During your treatment we may give you what are called air breaks. This is a 5-minute period in which you will remove your mask and breathe the chamber atmosphere (air). If it is done, it would be every 20 minutes usually. We do it for divers also. We always have. Even those on extreme re-compression therapy tables.

Once your treatment time has elapsed we will inform you via the communications system that we are to begin depressurising the chamber or surfacing the chamber as it’s called. You may be asked to remove your oral nasal mask and close any associated valves. The attendant can help you with this. It’s simply a reversal of the blow down procedure. Air is vented from the chamber in a controlled manner, until it is equal with normal atmospheric pressure and the door can be opened. It can take a few minutes to do and sometimes a little longer for comforts sake. During de-pressurisation, any air spaces that now contain compressed air or other gas will expand and is vitally important to breathe normally and never hold your breath. That said, this is of little concern since we depressurise the chamber so slowly that almost no individual could hold their breathe long enough for it to become a problem in safe equalisation of the lungs.

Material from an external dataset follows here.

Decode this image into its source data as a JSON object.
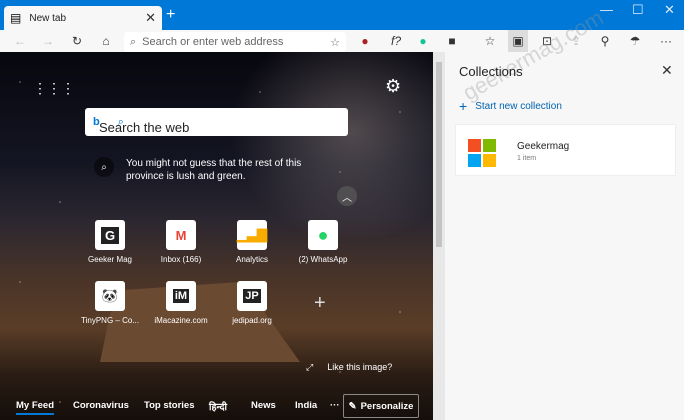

Other air spaces such as sinus cavities and ears will equalise naturally on their own. In the event they do not, an occupant can experience what’s called a “reverse block”. The ascent will be halted allowing a little time to relieve the problem and then try again until we are able to reach the surface comfortably and safely. Bearing in mind that any individual has been breathing oxygen, and as such the oxygen in these air spaces has a far faster rate of absorption into tissue than inert gas, and it is consumed rather than than simply existing in solution. The ascent is slow enough for this to absorb entirely before becoming a serious problem. Any major signs of lung, airway or chest congestion or airway obstruction on the day will almost certainly exclude you from that treatment though. Basically, if we don’t think we can bring you out safely we won’t let you in. We’ll show you how the control panel works instead, and you can talk to all the Major Tom’s inside from ground control.
Following this, you go on your merry way until the next treatment. We ask you not to smoke for 30 minutes after a treatment. Indeed, as it applies to smoking anywhere near a chamber that is venting pure oxygen via the overboard dump. Your lungs will be full of oxygen and it takes a while to replace all that O2 with normal air again. Your clothes may also be a little “enriched” from the experience. They too “off-gas” in the same way people do. Porous fabric absorbs any oxygen it may come in contact with from incidental spillage from masks, give the fabric time to “off-gas” before lighting up. As you know, oxygen supports combustion. Many units may give you pocket-less scrubs to wear in the chamber for this purpose, among other reasons.
You will then probably enjoy the best night’s sleep ever. Explained in a little more detail in SLEEP – THE ELIXIR OF LIFE.
And that’s about it, although we took the long way around. It’s great fun and builds comradery among the folk that make use of chamber therapy.